Renovation at the Dock Street Theater

Among the most skillfully preserved sites in Charleston has been the Dock Street Theater on Church Street. The building dates to the turn of the 19th century, where the Planters Hotel was built as a replacement for the old theater building that had faced Queen Street, formerly Dock Street. Refitted with a façade of brownstone columns and cast iron balcony in the 1850’s, the hotel became the most posh accommodation in the city, but closed after the Civil War. Fortunes of the area suffered and the old structure looked drab and run-down until the city got Federal money during the New Deal to refurbish it. Commissioning architects to use historic drawings and plans, the city reestablished a colonial-era theater inside the old hotel that was renamed the Dock Street Theater and reopened for performances in 1937. Part of the project included salvaging hand-carved woodwork from the 1799 Radcliffe-King mansion on Meeting Street, which was torn down to build a college gymnasium.

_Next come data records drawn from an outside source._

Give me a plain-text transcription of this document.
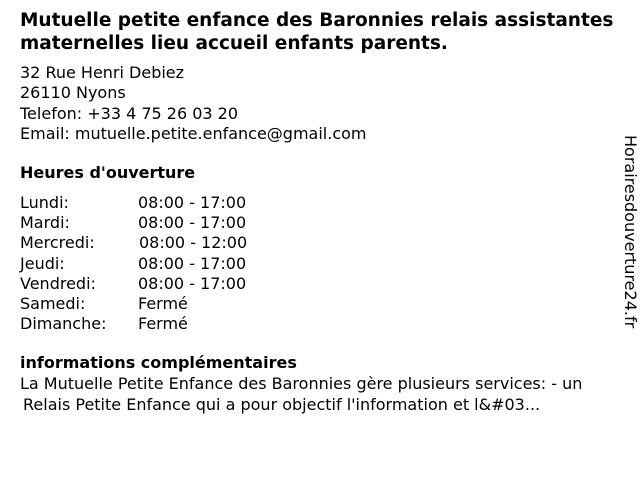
Mutuelle petite enfance des Baronnies relais assistantes maternelles lieu accueil enfants parents.
32 Rue Henri Debiez
26110 Nyons
Telefon: +33 4 75 26 03 20
Email: mutuelle.petite.enfance@gmail.com
Heures d'ouverture
Lundi:	08:00 - 17:00
Mardi:	08:00 - 17:00
Mercredi:	08:00 - 12:00
Jeudi:	08:00 - 17:00
Vendredi:	08:00 - 17:00
Samedi:	Fermé
Dimanche: Fermé
informations complémentaires
La Mutuelle Petite Enfance des Baronnies gère plusieurs services: - un
Relais Petite Enfance qui a pour objectif l'information et l&#03...
Horairesdouverture24.fr
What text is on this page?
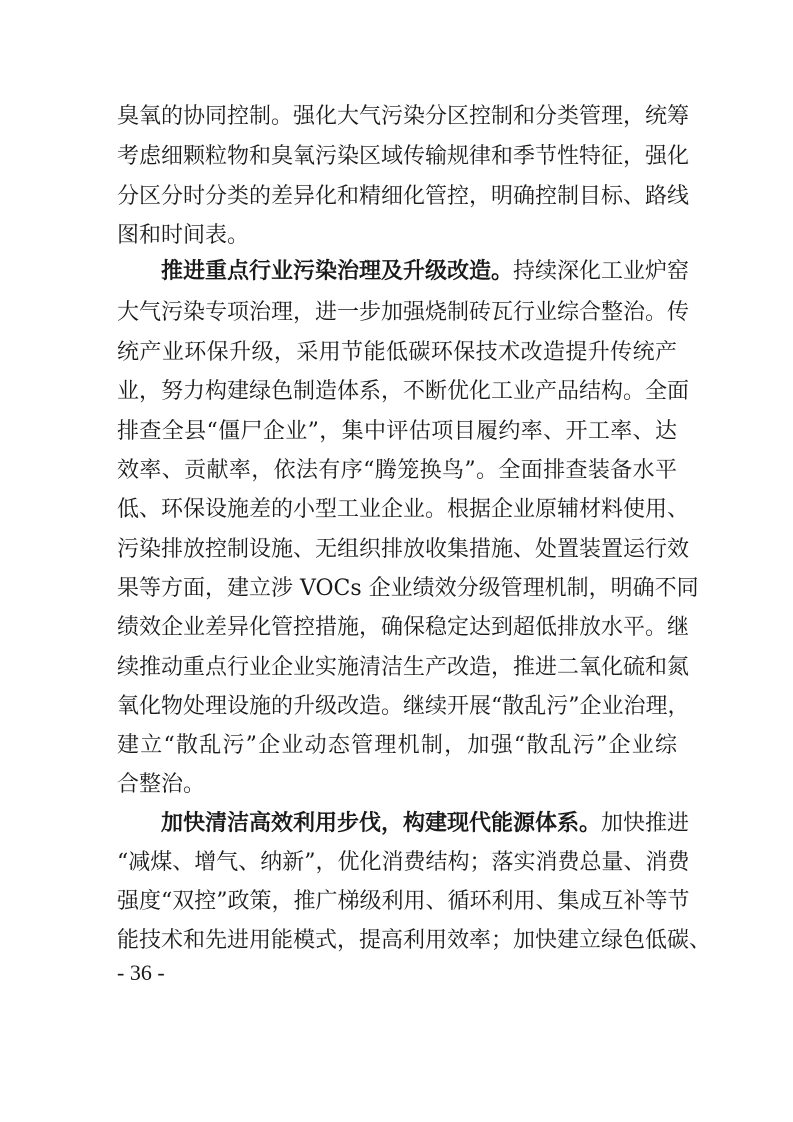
臭氧的协同控制。强化大气污染分区控制和分类管理，统筹
考虑细颗粒物和臭氧污染区域传输规律和季节性特征，强化
分区分时分类的差异化和精细化管控，明确控制目标、路线
图和时间表。
推进重点行业污染治理及升级改造。持续深化工业炉窑
大气污染专项治理，进一步加强烧制砖瓦行业综合整治。传
统产业环保升级，采用节能低碳环保技术改造提升传统产
业，努力构建绿色制造体系，不断优化工业产品结构。全面
排查全县“僵尸企业”，集中评估项目履约率、开工率、达
效率、贡献率，依法有序“腾笼换鸟”。全面排查装备水平
低、环保设施差的小型工业企业。根据企业原辅材料使用、
污染排放控制设施、无组织排放收集措施、处置装置运行效
果等方面，建立涉 VOCs 企业绩效分级管理机制，明确不同
绩效企业差异化管控措施，确保稳定达到超低排放水平。继
续推动重点行业企业实施清洁生产改造，推进二氧化硫和氮
氧化物处理设施的升级改造。继续开展“散乱污”企业治理，
建立“散乱污”企业动态管理机制，加强“散乱污”企业综
合整治。
加快清洁高效利用步伐，构建现代能源体系。加快推进
“减煤、增气、纳新”，优化消费结构；落实消费总量、消费
强度“双控”政策，推广梯级利用、循环利用、集成互补等节
能技术和先进用能模式，提高利用效率；加快建立绿色低碳、
- 36 -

A new renovation on the theater was just completed by the city in April, 2010, restoring its fabled brownstones, terra cotta courtyard tiling, and the outstanding details of the old Radcliffe-King House featured in theater lobbies and ancillary rooms. Visitors can enjoy entering the theater for free on weekdays to marvel at the stunning theater that displays the emblem of the English kings above its intimate stage and charming balconies. The old building is much like entering a colonial mansion as well, as the ornate woodwork, fashioned by hand in the 1790’s, is as lustrous today as ever.